Back about a year before we did the deal, TS announced that they were going to reorganize themselves around these next-gen technologies—the data center, security mobility, analytics and big data, IoT. They had already begun to build skills and go-to-market capabilities around the next gen. So they fit right in with where we were strategically trying to take the company. They already had those pieces, and they had an Asia-Pacific business. We were able to get it in one big piece, and that makes it much easier to do.

Why was it important for Tech Data to get into Asia-Pacific?

If you look at where all of the world's population growth is going to happen in the next decade, the next two decades, it's in Asia-Pacific. It's not in the Americas, it's not in Europe. It's not in the mature markets. They've kind of tapped out. People like you and I are replacing ourselves, and that's it. There's population growth in Asia-Pacific, so consequently, there's more IT spending potential over the long haul in that geography.

What do Tech Data's growth prospects look like in Asia-Pacific?

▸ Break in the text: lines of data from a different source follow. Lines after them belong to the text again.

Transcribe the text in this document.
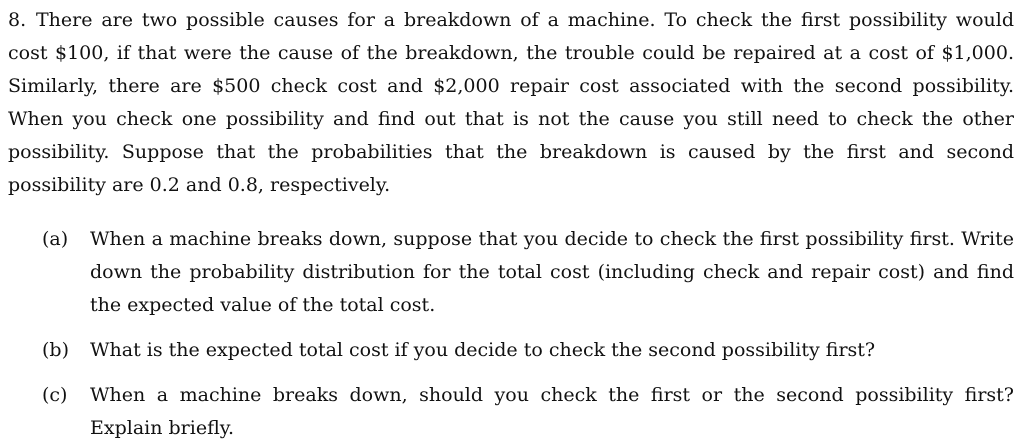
8. There are two possible causes for a breakdown of a machine. To check the first possibility would cost $100, if that were the cause of the breakdown, the trouble could be repaired at a cost of $1,000. Similarly, there are $500 check cost and $2,000 repair cost associated with the second possibility. When you check one possibility and find out that is not the cause you still need to check the other possibility. Suppose that the probabilities that the breakdown is caused by the first and second possibility are 0.2 and 0.8, respectively.
(a) When a machine breaks down, suppose that you decide to check the first possibility first. Write down the probability distribution for the total cost (including check and repair cost) and find the expected value of the total cost.
(b) What is the expected total cost if you decide to check the second possibility first?
(c) When a machine breaks down, should you check the first or the second possibility first? Explain briefly.
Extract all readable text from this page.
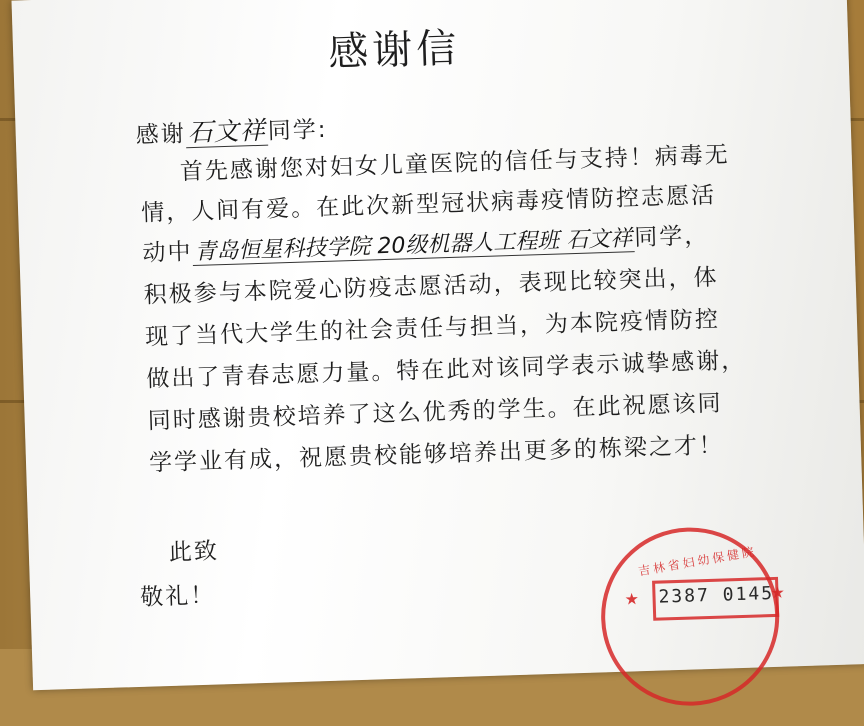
感谢信
感谢石文祥同学:
首先感谢您对妇女儿童医院的信任与支持！病毒无
情，人间有爱。在此次新型冠状病毒疫情防控志愿活
动中青岛恒星科技学院 20级机器人工程班 石文祥同学，
积极参与本院爱心防疫志愿活动，表现比较突出，体
现了当代大学生的社会责任与担当，为本院疫情防控
做出了青春志愿力量。特在此对该同学表示诚挚感谢，
同时感谢贵校培养了这么优秀的学生。在此祝愿该同
学学业有成，祝愿贵校能够培养出更多的栋梁之才！
此致
敬礼！
吉林省妇幼保健院
★	★
2387 0145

Some of the legacy technologies that exist in the Americas and Europe -- think of landlines versus cellular. Some of those business environments in Asia-Pacific have skipped right over the legacy architectures and moved to the next generation of architectures. It's a very attractive, appealing growth environment that Tech Data believed we needed to be able to play in. And our most strategic vendor partners have been asking us to get an Asia-Pacific footprint because their customers -- the end customers -- have this global view of the world now. The Asia-Pacific business for Tech Data is small. It's a platform that we're going to be able to grow. It's not all vendors, it's not all products. It's very focused in a few countries. But it gives us the footprint to grow.

How far along are you in bringing Tech Data and Technology Solutions together?

This is a couple of years' journey that we're on. It's not a couple of weeks and it's done, a little tuck-in kind of deal like what typically happens in our industry. This is a transaction that the industry hasn't seen in 25 years, something of this magnitude. We're 1.5 quarters into a couple of years' journey. We understand exactly what we're trying to accomplish, we know where we're going, we're thrilled with what we've seen so far, and we think that over the next couple of years, we're going to continue to build a very attractive company for the channel to use, both vendors and customers.